New gene therapy for chronic pain could replace opioids

With a successful trial in mice, researchers hope that in the future this could be a safer alternative to opioids for pain relief.

Researchers from the University of California San Diego have engineered a gene therapy system to dampen pain. They’ve shown it to be effective in mice, for both short-term and long-term pain.

Now, they are looking to the future — hoping to translate this discovery into a safe alternative to opioids for chronic pain treatment.

Opioid pain relievers are a common chronic pain treatment. They are the standard care for chronic back pain, rare disorders, and pain associated with trauma or chemotherapy. But while opioids mask pain, they can also make people more sensitive to it. Often, people who rely on opioids over time will need higher and higher doses.

“There is a huge opioid epidemic ongoing in the U.S., and we are in need of new treatments for chronic pain that are non-addictive,” Ana Moreno, bioengineering alumni from UC San Diego, said in an email.

When Moreno was a Ph.D. student, she came across a paper about a genetic mutation that causes people to feel no pain. The mutation inactivates a protein (called NaV1.7) in pain transmitting neurons.

People who lack a functional NaV1.7 protein feel no pain. The opposite can also occur: people who have a mutation that leads to an overexpression of the protein feel much more pain.

Moreno realized that by targeting this gene associated with pain, she could change how much pain is registered. And since the gene only involved pain, she believed that targeting it wouldn’t cause any adverse side effects.

Moreno decided to test out gene therapy as a chronic pain treatment in mice, using gene therapy to mask the targeted gene.

CRISPR Cas9 is the most well-known protein used in gene therapy to detect and destroy a targeted gene. The CRISPR Cas9 treatment is effectively permanent. But some pain eventually heals — like someone with significant trauma who takes months to recover, so Moreno didn’t want to remove the pain gene permanently. Instead, she looked at a technique using “dead” Cas9 (dCas9) which can’t cut the DNA. Rather, it sticks to the targeted gene and blocks its expression.

Moreno and her team engineered a CRISPR dCas9 system that targets and suppresses the gene that codes for NaV1.7, then tested it on mice with inflammatory and chemo-induced pain.

They found that the mice that received the chronic pain treatment had a higher pain threshold than those that did not and were also slower to withdraw from pain. After 15 weeks, the treatment was still effective in mice with chemotherapy-induced pain. It was still effective in mice with inflammatory pain after 44 weeks.
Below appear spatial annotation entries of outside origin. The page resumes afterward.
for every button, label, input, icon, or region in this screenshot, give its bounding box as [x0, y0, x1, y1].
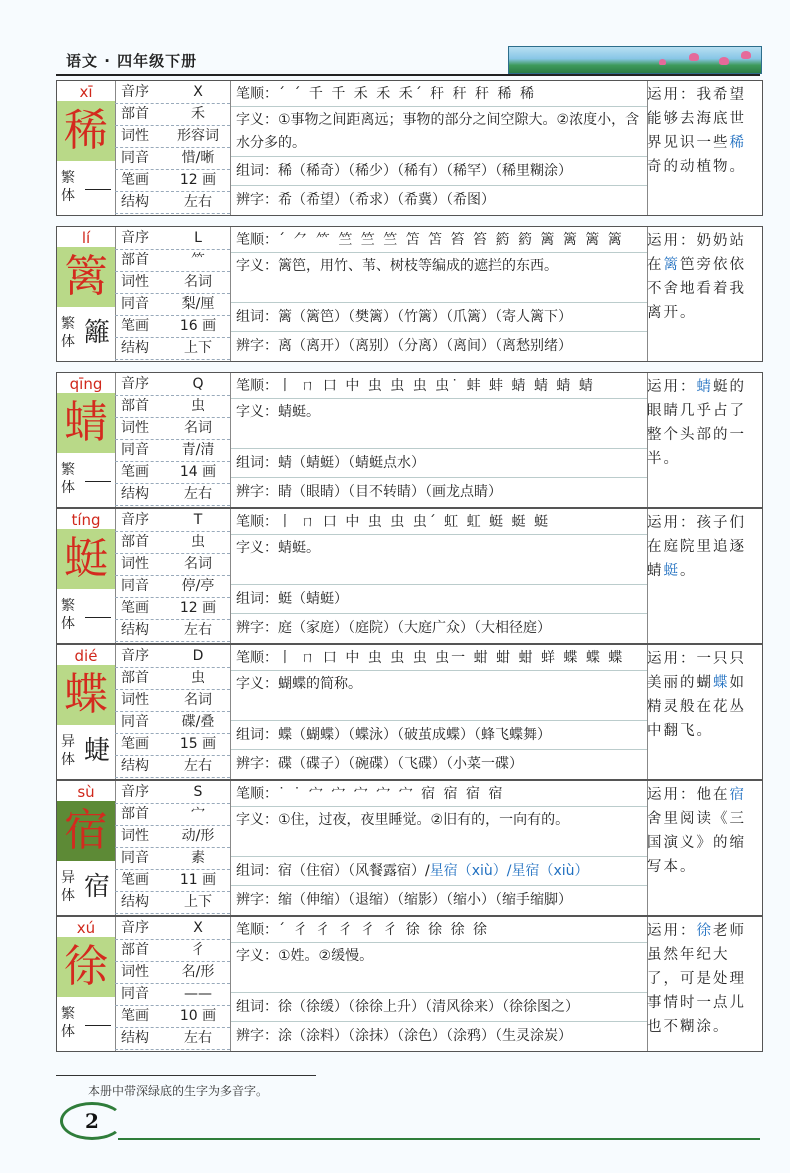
property-key: 结构	[121, 340, 149, 356]
detail-row-stroke_order	[231, 645, 647, 671]
pinyin: xī	[79, 83, 93, 101]
property-key: 结构	[121, 894, 149, 910]
property-key: 同音	[121, 850, 149, 866]
usage-sentence: 一只只美丽的蝴蝶如精灵般在花丛中翻飞。	[647, 651, 746, 739]
detail-value: 睛（眼睛）（目不转睛）（画龙点睛）	[278, 484, 502, 500]
property-value: Q	[192, 376, 204, 392]
detail-label: 辨字：	[236, 484, 278, 500]
property-key: 词性	[121, 828, 149, 844]
property-value: 禾	[191, 106, 205, 122]
property-row-radical	[115, 939, 230, 962]
detail-row-distinguish	[231, 478, 647, 507]
detail-row-distinguish	[231, 1022, 647, 1051]
big-character: 蜻	[57, 393, 115, 453]
property-key: 笔画	[121, 172, 149, 188]
character-card	[56, 508, 763, 644]
property-key: 部首	[121, 670, 149, 686]
variant-label: 繁体	[61, 170, 75, 204]
property-row-pos	[115, 961, 230, 984]
detail-label: 组词：	[236, 309, 278, 325]
detail-row-words	[231, 585, 647, 614]
property-value: X	[193, 84, 203, 100]
detail-row-meaning	[231, 399, 647, 449]
detail-label: 辨字：	[236, 892, 278, 908]
detail-label: 字义：	[236, 812, 278, 828]
property-key: 词性	[121, 964, 149, 980]
property-value: L	[194, 230, 202, 246]
property-table	[115, 645, 230, 779]
property-key: 笔画	[121, 318, 149, 334]
property-value: T	[193, 512, 203, 528]
variant-blank	[85, 617, 111, 618]
footnote-rule	[56, 1075, 316, 1076]
detail-label: 组词：	[236, 163, 278, 179]
detail-row-meaning	[231, 807, 647, 857]
detail-row-meaning	[231, 107, 647, 157]
detail-label: 字义：	[236, 404, 278, 420]
detail-row-distinguish	[231, 614, 647, 643]
character-card	[56, 372, 763, 508]
property-row-strokes	[115, 1005, 230, 1028]
property-value: 碟/叠	[181, 714, 215, 730]
detail-row-meaning	[231, 671, 647, 721]
big-character: 蝶	[57, 665, 115, 725]
property-row-structure	[115, 755, 230, 778]
property-value: 虫	[191, 534, 205, 550]
property-row-pos	[115, 271, 230, 294]
property-value: 素	[191, 850, 205, 866]
property-key: 词性	[121, 692, 149, 708]
detail-label: 辨字：	[236, 756, 278, 772]
property-key: 音序	[121, 84, 149, 100]
property-row-radical	[115, 103, 230, 126]
detail-value: 稀（稀奇）（稀少）（稀有）（稀罕）（稀里糊涂）	[278, 163, 572, 179]
property-key: 笔画	[121, 1008, 149, 1024]
variant-blank	[85, 1025, 111, 1026]
variant-label: 繁体	[61, 1006, 75, 1040]
detail-value: 蜻（蜻蜓）（蜻蜓点水）	[278, 455, 425, 471]
polyphone-words: 星宿（xiù）/星宿（xiù）	[429, 863, 589, 879]
usage-sentence: 蜻蜓的眼睛几乎占了整个头部的一半。	[647, 379, 746, 467]
detail-row-distinguish	[231, 750, 647, 779]
detail-column	[230, 373, 648, 507]
property-table	[115, 81, 230, 215]
character-card	[56, 226, 763, 362]
usage-label: 运用：	[647, 787, 697, 803]
property-value: 12 画	[179, 600, 217, 616]
property-key: 同音	[121, 578, 149, 594]
big-character: 徐	[57, 937, 115, 997]
detail-value: 缩（伸缩）（退缩）（缩影）（缩小）（缩手缩脚）	[278, 892, 572, 908]
pinyin: lí	[81, 229, 91, 247]
property-key: 结构	[121, 758, 149, 774]
property-value: 名词	[184, 692, 212, 708]
property-key: 部首	[121, 106, 149, 122]
property-table	[115, 227, 230, 361]
property-row-structure	[115, 191, 230, 214]
property-key: 同音	[121, 986, 149, 1002]
property-key: 词性	[121, 556, 149, 572]
detail-value: 蝴蝶的简称。	[278, 676, 362, 692]
property-table	[115, 509, 230, 643]
property-key: 同音	[121, 442, 149, 458]
detail-value: 蜻蜓。	[278, 540, 320, 556]
detail-value: 蜓（蜻蜓）	[278, 591, 348, 607]
property-row-structure	[115, 1027, 230, 1050]
detail-value: 徐（徐缓）（徐徐上升）（清风徐来）（徐徐图之）	[278, 999, 579, 1015]
property-value: ⺮	[191, 252, 205, 268]
property-value: 15 画	[179, 736, 217, 752]
property-key: 音序	[121, 230, 149, 246]
detail-row-stroke_order	[231, 81, 647, 107]
property-key: 部首	[121, 252, 149, 268]
detail-column	[230, 781, 648, 915]
property-value: 16 画	[179, 318, 217, 334]
property-row-order	[115, 373, 230, 396]
detail-row-meaning	[231, 535, 647, 585]
property-table	[115, 373, 230, 507]
detail-label: 笔顺：	[236, 786, 278, 802]
detail-row-stroke_order	[231, 509, 647, 535]
property-value: 梨/厘	[181, 296, 215, 312]
property-value: 动/形	[181, 828, 215, 844]
property-key: 部首	[121, 942, 149, 958]
property-value: 左右	[184, 486, 212, 502]
usage-sentence: 奶奶站在篱笆旁依依不舍地看着我离开。	[647, 233, 746, 321]
usage-sentence: 他在宿舍里阅读《三国演义》的缩写本。	[647, 787, 746, 875]
property-key: 音序	[121, 648, 149, 664]
detail-value: 蜻蜓。	[278, 404, 320, 420]
property-row-structure	[115, 337, 230, 360]
detail-value: ①事物之间距离远；事物的部分之间空隙大。②浓度小，含水分多的。	[236, 112, 640, 151]
property-key: 笔画	[121, 736, 149, 752]
detail-label: 字义：	[236, 112, 278, 128]
detail-row-stroke_order	[231, 917, 647, 943]
property-row-order	[115, 509, 230, 532]
property-row-strokes	[115, 597, 230, 620]
detail-value: 篱（篱笆）（樊篱）（竹篱）（爪篱）（寄人篱下）	[278, 309, 572, 325]
property-key: 音序	[121, 512, 149, 528]
variant-blank	[85, 189, 111, 190]
detail-value: 丨 ㄇ 口 中 虫 虫 虫 虫一 蚶 蚶 蚶 蛘 蝶 蝶 蝶	[278, 650, 625, 666]
detail-row-words	[231, 993, 647, 1022]
property-row-order	[115, 81, 230, 104]
usage-label: 运用：	[647, 379, 697, 395]
detail-column	[230, 227, 648, 361]
detail-row-stroke_order	[231, 227, 647, 253]
variant-label: 繁体	[61, 316, 75, 350]
property-row-homophone	[115, 147, 230, 170]
property-row-pos	[115, 825, 230, 848]
property-row-order	[115, 781, 230, 804]
char-column	[57, 81, 116, 215]
property-row-structure	[115, 483, 230, 506]
detail-label: 组词：	[236, 727, 278, 743]
pinyin: xú	[76, 919, 96, 937]
property-key: 词性	[121, 420, 149, 436]
property-row-pos	[115, 125, 230, 148]
detail-column	[230, 81, 648, 215]
property-key: 音序	[121, 920, 149, 936]
char-column	[57, 509, 116, 643]
char-column	[57, 781, 116, 915]
big-character: 蜓	[57, 529, 115, 589]
property-key: 词性	[121, 274, 149, 290]
detail-row-words	[231, 857, 647, 886]
usage-label: 运用：	[647, 87, 697, 103]
pinyin: tíng	[71, 511, 101, 529]
property-value: 虫	[191, 398, 205, 414]
property-value: 上下	[184, 340, 212, 356]
property-row-strokes	[115, 461, 230, 484]
detail-value: 碟（碟子）（碗碟）（飞碟）（小菜一碟）	[278, 756, 523, 772]
variant-character: 宿	[83, 872, 110, 902]
property-row-strokes	[115, 315, 230, 338]
property-row-homophone	[115, 575, 230, 598]
variant-blank	[85, 481, 111, 482]
usage-column	[647, 83, 761, 179]
detail-label: 辨字：	[236, 620, 278, 636]
property-key: 笔画	[121, 872, 149, 888]
detail-value: 宿（住宿）（风餐露宿）/	[278, 863, 430, 879]
property-row-radical	[115, 395, 230, 418]
detail-row-distinguish	[231, 186, 647, 215]
property-row-homophone	[115, 983, 230, 1006]
detail-value: ´ ⺈ ⺮ 竺 竺 竺 笘 笘 笞 笞 箹 箹 篱 篱 篱 篱	[278, 232, 624, 248]
usage-column	[647, 783, 761, 879]
detail-label: 笔顺：	[236, 86, 278, 102]
detail-label: 字义：	[236, 676, 278, 692]
property-value: 12 画	[179, 172, 217, 188]
detail-row-words	[231, 721, 647, 750]
usage-label: 运用：	[647, 923, 697, 939]
property-value: 名词	[184, 274, 212, 290]
property-value: 名词	[184, 556, 212, 572]
property-value: 名/形	[181, 964, 215, 980]
property-row-strokes	[115, 169, 230, 192]
property-value: 形容词	[177, 128, 219, 144]
char-column	[57, 917, 116, 1051]
detail-value: 希（希望）（希求）（希冀）（希图）	[278, 192, 495, 208]
property-value: 宀	[191, 806, 205, 822]
property-key: 笔画	[121, 600, 149, 616]
detail-row-meaning	[231, 253, 647, 303]
property-row-pos	[115, 417, 230, 440]
property-value: X	[193, 920, 203, 936]
property-value: 惜/晰	[181, 150, 215, 166]
variant-label: 繁体	[61, 462, 75, 496]
big-character: 宿	[57, 801, 115, 861]
property-value: 14 画	[179, 464, 217, 480]
usage-sentence: 我希望能够去海底世界见识一些稀奇的动植物。	[647, 87, 746, 175]
character-card	[56, 644, 763, 780]
property-row-radical	[115, 803, 230, 826]
property-value: 上下	[184, 894, 212, 910]
property-row-order	[115, 917, 230, 940]
detail-label: 笔顺：	[236, 514, 278, 530]
detail-label: 笔顺：	[236, 232, 278, 248]
variant-character: 籬	[83, 318, 110, 348]
usage-column	[647, 229, 761, 325]
detail-row-meaning	[231, 943, 647, 993]
property-key: 同音	[121, 150, 149, 166]
detail-value: 离（离开）（离别）（分离）（离间）（离愁别绪）	[278, 338, 572, 354]
char-column	[57, 373, 116, 507]
property-value: 左右	[184, 758, 212, 774]
property-key: 音序	[121, 784, 149, 800]
char-column	[57, 227, 116, 361]
property-value: 左右	[184, 622, 212, 638]
usage-sentence: 徐老师虽然年纪大了，可是处理事情时一点儿也不糊涂。	[647, 923, 746, 1035]
detail-value: 涂（涂料）（涂抹）（涂色）（涂鸦）（生灵涂炭）	[278, 1028, 572, 1044]
property-value: 名词	[184, 420, 212, 436]
detail-label: 组词：	[236, 999, 278, 1015]
char-column	[57, 645, 116, 779]
property-row-order	[115, 227, 230, 250]
detail-value: 丨 ㄇ 口 中 虫 虫 虫´ 虹 虹 蜓 蜓 蜓	[278, 514, 550, 530]
variant-label: 异体	[61, 870, 75, 904]
property-value: ——	[184, 986, 212, 1002]
property-row-order	[115, 645, 230, 668]
detail-value: 篱笆，用竹、苇、树枝等编成的遮拦的东西。	[278, 258, 558, 274]
detail-row-distinguish	[231, 886, 647, 915]
pinyin: qīng	[69, 375, 103, 393]
property-row-pos	[115, 689, 230, 712]
detail-label: 笔顺：	[236, 650, 278, 666]
detail-label: 辨字：	[236, 338, 278, 354]
property-row-structure	[115, 891, 230, 914]
detail-label: 字义：	[236, 258, 278, 274]
usage-column	[647, 919, 761, 1039]
property-value: 彳	[191, 942, 205, 958]
property-value: 虫	[191, 670, 205, 686]
property-row-homophone	[115, 293, 230, 316]
property-key: 部首	[121, 534, 149, 550]
property-row-strokes	[115, 869, 230, 892]
usage-column	[647, 647, 761, 743]
property-value: 11 画	[179, 872, 217, 888]
detail-label: 组词：	[236, 455, 278, 471]
property-value: 青/清	[181, 442, 215, 458]
detail-label: 笔顺：	[236, 922, 278, 938]
property-row-strokes	[115, 733, 230, 756]
detail-row-words	[231, 449, 647, 478]
detail-value: 庭（家庭）（庭院）（大庭广众）（大相径庭）	[278, 620, 551, 636]
property-key: 同音	[121, 296, 149, 312]
property-row-radical	[115, 531, 230, 554]
detail-column	[230, 509, 648, 643]
page-header-title: 语文 · 四年级下册	[66, 52, 198, 70]
detail-value: ①姓。②缓慢。	[278, 948, 374, 964]
property-key: 部首	[121, 398, 149, 414]
usage-column	[647, 511, 761, 583]
property-key: 结构	[121, 194, 149, 210]
property-value: D	[192, 648, 204, 664]
character-card	[56, 916, 763, 1052]
variant-label: 异体	[61, 734, 75, 768]
variant-character: 蜨	[83, 736, 110, 766]
page-number-badge	[60, 1102, 124, 1140]
property-key: 部首	[121, 806, 149, 822]
usage-label: 运用：	[647, 651, 697, 667]
property-key: 结构	[121, 622, 149, 638]
detail-label: 组词：	[236, 591, 278, 607]
detail-value: 丨 ㄇ 口 中 虫 虫 虫 虫˙ 蚌 蚌 蜻 蜻 蜻 蜻	[278, 378, 595, 394]
usage-label: 运用：	[647, 233, 697, 249]
detail-row-words	[231, 303, 647, 332]
property-key: 词性	[121, 128, 149, 144]
detail-value: ①住，过夜，夜里睡觉。②旧有的，一向有的。	[278, 812, 570, 828]
property-table	[115, 781, 230, 915]
property-key: 音序	[121, 376, 149, 392]
header-rule	[56, 74, 760, 76]
detail-value: ´ ˊ 千 千 禾 禾 禾´ 秆 秆 秆 稀 稀	[278, 86, 536, 102]
detail-label: 辨字：	[236, 1028, 278, 1044]
character-card	[56, 80, 763, 216]
detail-column	[230, 917, 648, 1051]
property-value: 左右	[184, 1030, 212, 1046]
detail-label: 组词：	[236, 863, 278, 879]
usage-sentence: 孩子们在庭院里追逐蜻蜓。	[647, 515, 746, 579]
pinyin: dié	[74, 647, 98, 665]
detail-label: 笔顺：	[236, 378, 278, 394]
property-value: 左右	[184, 194, 212, 210]
property-row-pos	[115, 553, 230, 576]
property-value: 停/亭	[181, 578, 215, 594]
detail-value: 蝶（蝴蝶）（蝶泳）（破茧成蝶）（蜂飞蝶舞）	[278, 727, 551, 743]
detail-label: 辨字：	[236, 192, 278, 208]
property-row-homophone	[115, 847, 230, 870]
property-value: 10 画	[179, 1008, 217, 1024]
property-key: 结构	[121, 486, 149, 502]
detail-label: 字义：	[236, 540, 278, 556]
usage-column	[647, 375, 761, 471]
header-banner-image	[508, 46, 762, 74]
property-row-radical	[115, 249, 230, 272]
detail-row-distinguish	[231, 332, 647, 361]
property-key: 同音	[121, 714, 149, 730]
detail-value: ´ 彳 彳 彳 彳 彳 徐 徐 徐 徐	[278, 922, 490, 938]
pinyin: sù	[77, 783, 95, 801]
property-row-radical	[115, 667, 230, 690]
page-number: 2	[85, 1109, 99, 1133]
property-key: 笔画	[121, 464, 149, 480]
property-row-homophone	[115, 439, 230, 462]
property-key: 结构	[121, 1030, 149, 1046]
footnote: 本册中带深绿底的生字为多音字。	[88, 1084, 269, 1098]
property-table	[115, 917, 230, 1051]
detail-column	[230, 645, 648, 779]
detail-label: 字义：	[236, 948, 278, 964]
variant-label: 繁体	[61, 598, 75, 632]
detail-row-words	[231, 157, 647, 186]
property-row-homophone	[115, 711, 230, 734]
big-character: 稀	[57, 101, 115, 161]
detail-row-stroke_order	[231, 373, 647, 399]
property-row-structure	[115, 619, 230, 642]
footer-rule	[118, 1138, 760, 1140]
detail-value: ˙ ˙ 宀 宀 宀 宀 宀 宿 宿 宿 宿	[278, 786, 505, 802]
usage-label: 运用：	[647, 515, 697, 531]
character-card	[56, 780, 763, 916]
property-value: S	[193, 784, 203, 800]
detail-row-stroke_order	[231, 781, 647, 807]
big-character: 篱	[57, 247, 115, 307]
The team also tried a second form of chronic pain treatment with a different gene-editing tool, called zinc fingers, and found the same results.

“We were excited that both approaches worked,” co-author Prashant Mali said in a statement.

“The beauty about zinc finger proteins is that they are built on the scaffold of a human protein. The CRISPR system is a foreign protein that comes from bacteria so that it could cause an immune response. That’s why we explored zinc fingers as well, so we have an option that might be more translatable to the clinic.”

Moreno says that the amount of pain relief someone could get from the treatment would depend on how concentrated the dose is. They could dial it back when needed — such as in instances when you want to avoid masking all pain completely. Additionally, they can target specific pain (like lower back pain) by injecting the treatment into related regions of the body.

Moreno and Mali co-founded Navega Therapeutics to translate this into clinical applications, such as a chronic pain treatment for long-lasting pain caused by diabetic polyneuropathy, sciatica, or osteoarthritis.

“Moving ahead, we will be testing multiple doses to ensure it’s safe and doesn’t create issues with masking pain. For specific pain, we can look into where the therapy is injected. For example, in the case of lumbar pain, the therapy can be injected in specific dorsal root ganglia (DRG) that correspond to the lumbar back region,” Moreno said.

Their next step is to test the chronic pain treatment out on non-human primates.